Irrigation public policy for whom?
challenges and advances for small farmers traders in the Chokwé irrigated perimeter - Mozambique
DOI:
https://doi.org/10.14393/RCT174603Abstract
This article aims to highlight the directions, challenges and perspectives arising from the public irrigation policy adopted through the National Irrigation Strategy (ENI) for the agrarian space of the irrigated perimeter of Chókwé – Mozambique. For this purpose, the socioeconomic advances and challenges faced by small agricultural producers and their efforts to remain in this changing territory were analyzed. We start with some hypotheses, highlighting i), processes of deterritorialization of small producers and consequent replacement by medium and large producers, capable of bearing the investments demanded by these policies; ii). Dispossession and expropriation of territories and increased marginalization of labor in the perimeters; and, iii) precariousness of work with the transformation of small producers into informal, seasonal and dispossessed workers in their workforce and knowledge of those spaces.

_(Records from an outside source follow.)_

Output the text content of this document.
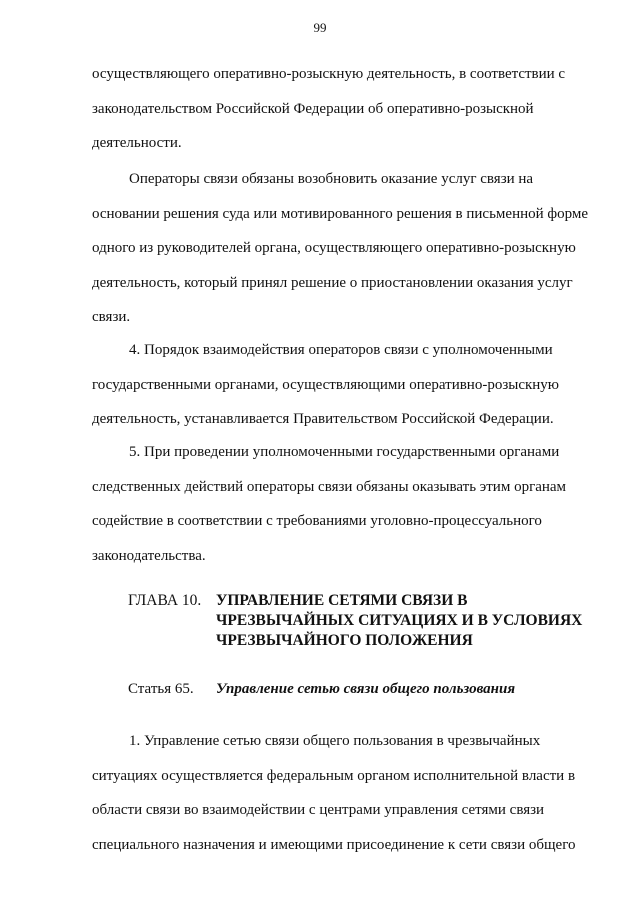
99

осуществляющего оперативно-розыскную деятельность, в соответствии с

законодательством Российской Федерации об оперативно-розыскной

деятельности.

Операторы связи обязаны возобновить оказание услуг связи на

основании решения суда или мотивированного решения в письменной форме

одного из руководителей органа, осуществляющего оперативно-розыскную

деятельность, который принял решение о приостановлении оказания услуг

связи.

4. Порядок взаимодействия операторов связи с уполномоченными

государственными органами, осуществляющими оперативно-розыскную

деятельность, устанавливается Правительством Российской Федерации.

5. При проведении уполномоченными государственными органами

следственных действий операторы связи обязаны оказывать этим органам

содействие в соответствии с требованиями уголовно-процессуального

законодательства.

ГЛАВА 10. УПРАВЛЕНИЕ СЕТЯМИ СВЯЗИ В
ЧРЕЗВЫЧАЙНЫХ СИТУАЦИЯХ И В УСЛОВИЯХ
ЧРЕЗВЫЧАЙНОГО ПОЛОЖЕНИЯ
Статья 65.	Управление сетью связи общего пользования

1. Управление сетью связи общего пользования в чрезвычайных

ситуациях осуществляется федеральным органом исполнительной власти в

области связи во взаимодействии с центрами управления сетями связи

специального назначения и имеющими присоединение к сети связи общего
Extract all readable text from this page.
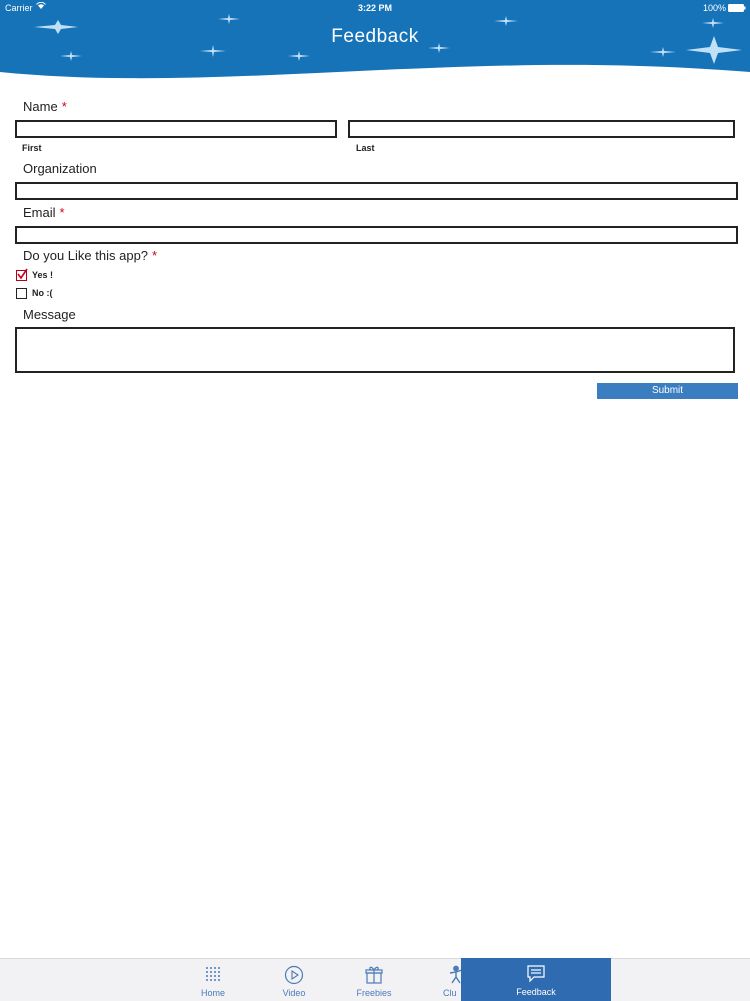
Carrier	3:22 PM	100%
Feedback
Name *
First	Last
Organization
Email *
Do you Like this app? *
Yes !
No :(
Message
Submit
Home	Video	Freebies	Clu	Feedback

This study was possible through: i), bibliographical survey and official documents that gave subsidies for a first reflection on the trajectory of irrigation policies; ii). Application of field observation techniques and respective records, including iconographic ones, updating revised secondary information on the appropriate scale; and, iii), application of semi-structured questionnaires, seeking to combine qualitative and quantitative data that illustrate the dynamics of irrigation policy actions in the study area. The results show discrepancies between what is socially advertised as benefits for those who have been historically settled in that territory. There is a worsening of the survival crisis for small producers without material conditions to access the "supposed benefits", they are dispossessed and or urged to marginalize in the production and reproduction process of life through the precariousness of their survival as "invisible workers" of agro-industrial systems.